年収の壁対策10月開始 首相県入り、企業支援表明

  ●最低賃金増に合わせ

 岸田文雄首相は10日、富山入りした。富山市での車座対話で、配偶者に扶養されるパート従業員らが社会保険料負担発生を避けるために働く時間を抑える「年収の壁」への対策で、手取り収入の減少分を穴埋めした企業を支援する制度を10月から始めると表明。「就業調整されている方に幅広く対応できるよう、ふさわしい予算の規模感を視野に入れ、10月から適用すべく調整している」と語った。政府は従業員1人当たり最大50万円の助成を検討中だ。

 国の審議会は2023年度の最低賃金の全国平均を時給1002円に上げる目安額を決定。初めての千円超えとなった。都道府県ごとの最低賃金の増加幅は8月中にも出そろう見込みで、10月ごろから適用される。最低賃金増に伴い収入が増え、働く時間をその分減らす動きが広がる可能性を踏まえ、対応する。

 企業支援制度は当面の措置とし、9月までに金額を含めパッケージとしてまとめる。年収の壁の抜本的見直しは、25年の法案提出を目指す年金制度改革の中で議論する。

 現在は従業員101人以上の企業で働くパートの場合、年収106万円以上になると配偶者の扶養から外れ、厚生年金などの保険料が発生して手取りが減る。人手不足に悩む企業から対策を求める声が上がっていた。

 10月から始める企業支援制度は、従業員の労働時間を増やしたり賃上げしたりすれば対象とする方針。3年以内に労働時間を延長する計画を策定し、実際に延長した場合も含める方向。
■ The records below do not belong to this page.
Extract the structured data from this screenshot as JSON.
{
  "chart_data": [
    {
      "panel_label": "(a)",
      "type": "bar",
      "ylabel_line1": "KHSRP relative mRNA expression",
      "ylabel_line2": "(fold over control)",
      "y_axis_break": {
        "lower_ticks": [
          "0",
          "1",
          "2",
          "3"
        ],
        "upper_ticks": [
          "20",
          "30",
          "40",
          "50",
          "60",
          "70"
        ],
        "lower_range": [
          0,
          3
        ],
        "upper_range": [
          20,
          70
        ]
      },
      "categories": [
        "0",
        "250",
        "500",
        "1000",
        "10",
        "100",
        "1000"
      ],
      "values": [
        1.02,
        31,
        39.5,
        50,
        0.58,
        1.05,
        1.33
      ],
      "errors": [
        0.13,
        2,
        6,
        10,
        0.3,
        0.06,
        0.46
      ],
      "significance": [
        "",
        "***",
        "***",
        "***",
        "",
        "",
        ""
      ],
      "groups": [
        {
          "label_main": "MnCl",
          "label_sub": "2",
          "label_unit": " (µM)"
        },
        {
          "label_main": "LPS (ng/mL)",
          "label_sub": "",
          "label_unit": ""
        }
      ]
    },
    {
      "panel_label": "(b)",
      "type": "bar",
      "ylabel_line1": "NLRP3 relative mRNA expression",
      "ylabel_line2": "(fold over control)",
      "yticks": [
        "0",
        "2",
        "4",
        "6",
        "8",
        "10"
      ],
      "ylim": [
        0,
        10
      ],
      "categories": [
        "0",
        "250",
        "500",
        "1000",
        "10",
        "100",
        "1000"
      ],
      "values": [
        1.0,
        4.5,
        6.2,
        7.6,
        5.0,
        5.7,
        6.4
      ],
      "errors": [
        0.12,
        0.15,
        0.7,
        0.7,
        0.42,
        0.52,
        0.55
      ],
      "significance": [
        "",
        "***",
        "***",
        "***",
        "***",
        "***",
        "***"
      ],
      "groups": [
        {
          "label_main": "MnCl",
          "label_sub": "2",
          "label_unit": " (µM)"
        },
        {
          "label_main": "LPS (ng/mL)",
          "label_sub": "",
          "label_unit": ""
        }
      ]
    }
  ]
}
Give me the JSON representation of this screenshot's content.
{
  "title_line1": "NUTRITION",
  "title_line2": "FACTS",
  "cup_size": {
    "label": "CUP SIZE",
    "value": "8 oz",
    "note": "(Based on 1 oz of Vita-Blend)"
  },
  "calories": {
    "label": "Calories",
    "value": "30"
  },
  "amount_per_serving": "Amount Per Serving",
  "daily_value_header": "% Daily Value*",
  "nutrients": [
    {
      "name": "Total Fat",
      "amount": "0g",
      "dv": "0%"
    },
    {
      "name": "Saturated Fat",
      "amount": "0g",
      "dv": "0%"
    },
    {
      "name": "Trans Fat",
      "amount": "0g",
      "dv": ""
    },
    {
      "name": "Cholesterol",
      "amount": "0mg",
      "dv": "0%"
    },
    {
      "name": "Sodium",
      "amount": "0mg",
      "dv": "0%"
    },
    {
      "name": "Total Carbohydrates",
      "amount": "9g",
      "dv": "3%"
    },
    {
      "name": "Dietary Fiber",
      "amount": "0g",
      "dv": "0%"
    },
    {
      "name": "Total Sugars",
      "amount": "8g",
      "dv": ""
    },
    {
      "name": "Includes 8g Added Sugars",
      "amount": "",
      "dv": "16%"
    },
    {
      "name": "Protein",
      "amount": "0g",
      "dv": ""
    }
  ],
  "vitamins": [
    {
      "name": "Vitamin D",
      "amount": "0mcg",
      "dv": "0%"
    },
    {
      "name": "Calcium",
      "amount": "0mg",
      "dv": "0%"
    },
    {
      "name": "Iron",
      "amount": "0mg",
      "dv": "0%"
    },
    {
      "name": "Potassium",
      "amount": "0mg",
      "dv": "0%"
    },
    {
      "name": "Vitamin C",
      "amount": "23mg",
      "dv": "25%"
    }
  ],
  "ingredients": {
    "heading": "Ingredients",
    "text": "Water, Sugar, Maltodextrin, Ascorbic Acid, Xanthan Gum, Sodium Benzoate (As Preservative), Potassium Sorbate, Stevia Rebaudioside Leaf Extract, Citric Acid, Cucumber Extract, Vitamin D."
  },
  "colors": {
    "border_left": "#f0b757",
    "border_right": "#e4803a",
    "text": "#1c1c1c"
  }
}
扶養に入っている人だけでなく、単身者にも適用する見通しだ。

 富山市での車座対話に出席した鋳物メーカー「能作」(高岡市)の能作千春社長は、同社の女性従業員の半数がパート社員と説明した上で「どうしても就業時間が拘束され、『年収の壁』が強く課題に感じている。多様な人員が生き生きと仕事ができるようにしてほしい」と求めた。

  ●富山、射水の2社を視察

 岸田首相は富山市の立山科学、射水市のハリタ金属射水リサイクルセンターを視察し、新田八朗知事らと意見交換した。廃棄物を資源として再生し、経済活性化につなげる循環型経済の構築に意欲を示し、「9月には経済産業省と環境省を中心に産官学パートナーシップを立ち上げ、取り組みを加速させる。関係者を官邸に招き、車座対話を実施したい」と述べた。

 現役の首相が富山入りするのは、2018年8月27日の安倍晋三氏以来5年ぶりとなった。

 ★年収の壁 会社員や公務員に扶養される配偶者がパートなどで働いて一定以上の年収になると、厚生年金や健康保険の社会保険料が発生したり税の優遇が小さくなったりして、手取りが減る状況を指す。この一定の年収額が「壁」と呼ばれ、働く時間の抑制を招き、企業の人手不足の一因になっている。保険料は勤め先の従業員数などに応じて年収106万円や130万円で発生。106万円の壁を超えて働いた場合は、年収を約125万円まで増やせば手取りが106万円に達する。また年収が150万円を超えると、所得税の配偶者特別控除を満額受けられなくなる。